Section 152-125 of the ITAA 1997 provides that, if a capital gain made by a company is disregarded under the small business 15-year exemption, or would have been except that the capital gain was disregarded anyway because the relevant CGT asset was acquired before 20 September 1985, any distribution made by the company of that exempt amount to a CGT concession stakeholder is not included in the assessable income of the CGT concession stakeholder, and not deductible to the company, if the following conditions are satisfied:

    ● the company makes a payment within two years after the CGT event that resulted in the capital gain or, in appropriate circumstances, such further time as allowed by the Commissioner

    ● the payment is made to an individual who was a CGT concession stakeholder of the company just before the CGT event, and

    ● the total payments made to each CGT concession stakeholder does not exceed an amount determined by multiplying the CGT concession stakeholders control percentage by the exempt amount.

CGT event A1 – Disposal of a CGT asset

CGT event A1 happens if an entity disposes of a CGT asset (subsection 104-10(1) of the ITAA 1997), such as when an asset is transferred from one entity to another by way of sale or gift.

If the asset is disposed of under a contract, CGT event A1 happens when the contract is entered into, or if there is no contract, when the change of ownership occurs (subsection 104-10(3) of the ITAA 1997).

If an asset is acquired as a result of CGT event A1 happening the asset is acquired when the disposal contract is entered into or, if none, when the disposing entity stops being the asset’s owner (subsection 109-5(2) of the ITAA 1997).

A capital gain you make is disregarded if you acquired the asset before 20 September 1985 (paragraph 104-10(5)(a) of the ITAA 1997).

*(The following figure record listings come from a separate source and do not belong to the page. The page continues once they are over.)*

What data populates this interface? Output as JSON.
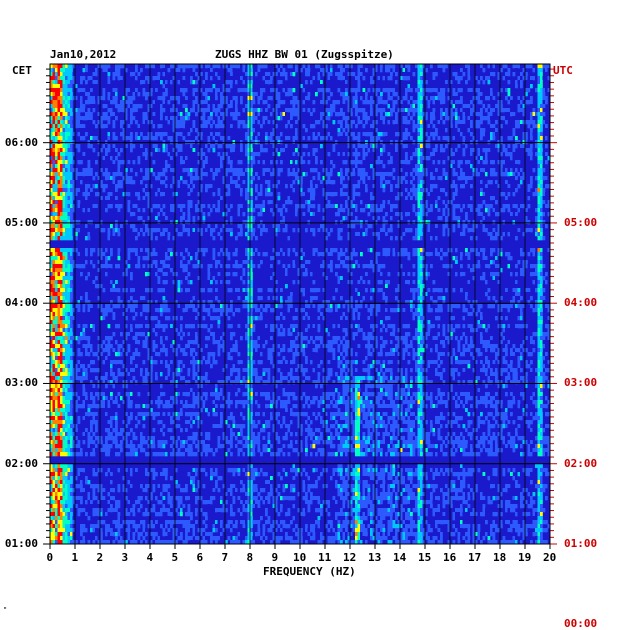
{
  "header": {
    "date": "Jan10,2012",
    "station": "ZUGS HHZ BW 01 (Zugsspitze)",
    "left_zone": "CET",
    "right_zone": "UTC"
  },
  "footer": {
    "corner_mark": "\""
  },
  "colors": {
    "utc_label": "#cc0000",
    "background_signal": "#1a1acc",
    "grid": "#000000"
  },
  "chart_data": {
    "type": "heatmap",
    "title": "ZUGS HHZ BW 01 (Zugsspitze)",
    "xlabel": "FREQUENCY (HZ)",
    "xlim": [
      0,
      20
    ],
    "x_ticks": [
      "0",
      "1",
      "2",
      "3",
      "4",
      "5",
      "6",
      "7",
      "8",
      "9",
      "10",
      "11",
      "12",
      "13",
      "14",
      "15",
      "16",
      "17",
      "18",
      "19",
      "20"
    ],
    "left_axis": {
      "zone": "CET",
      "ticks": [
        "06:00",
        "05:00",
        "04:00",
        "03:00",
        "02:00",
        "01:00"
      ],
      "values_hours": [
        6,
        5,
        4,
        3,
        2,
        1
      ]
    },
    "right_axis": {
      "zone": "UTC",
      "ticks": [
        "05:00",
        "04:00",
        "03:00",
        "02:00",
        "01:00",
        "00:00"
      ],
      "values_hours": [
        5,
        4,
        3,
        2,
        1,
        0
      ]
    },
    "time_range_cet_hours": [
      1.0,
      6.98
    ],
    "colormap": [
      "#0000aa",
      "#1a1acc",
      "#2d5aff",
      "#00c8ff",
      "#00ffc0",
      "#ffff00",
      "#ff8000",
      "#ff0000"
    ],
    "spectral_features": [
      {
        "frequency_hz": 0.4,
        "description": "strong low-frequency energy"
      },
      {
        "frequency_hz": 8.0,
        "description": "persistent line"
      },
      {
        "frequency_hz": 12.3,
        "description": "band energy 01:00-03:00"
      },
      {
        "frequency_hz": 14.8,
        "description": "strong persistent line"
      },
      {
        "frequency_hz": 19.6,
        "description": "persistent line"
      }
    ],
    "gaps_cet_hours": [
      4.75,
      2.05
    ]
  }
}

Application to your circumstances

Question 1

In this case:

    ● Person A will satisfy the basic conditions

    ● Person A will have owned the shares in Company A for over 15 years

    ● Person A will be over 55 at the time of the disposal

    ● the disposal of the shares will happen in connection with Person A’s retirement, and

    ● the active assets, financial instruments and cash of the company will be more than 80% of the market value of all the assets in the company.

Accordingly, Person A satisfies all the conditions necessary to be eligible for the small business 15-year exemption concession on the disposal of the post-CGT shares in Company A. The capital gain made on the disposal of the shares can be disregarded.

Questions 2&3

In this case, as the property is a pre-CGT asset, that is, it was acquired before 20 September 1985, any capital gain Company A makes from the transfer/disposal of the property will be disregarded under paragraph 104-10(5)(a) of the ITAA 1997. However, if the property was not a pre-CGT asset, Company A would qualify for the small business 15-year exemption because:

    ● Company A would satisfy the basic conditions

    ● Company A will have owned the property for over 15 years

    ● Company A will have had a significant individual for a total of at least 15 years during which it has owned the property

    ● Company A will have had a significant individual who will be over 55 just before the disposal of the property, and

    ● the disposal of the property will happen in connection with their retirement.

As such, provided the payment of the exempt amount is made to Person A within two years of the CGT event and it does not exceed an amount determined by multiplying his control percentage by the exempt amount the payment will not be included in his assessable income.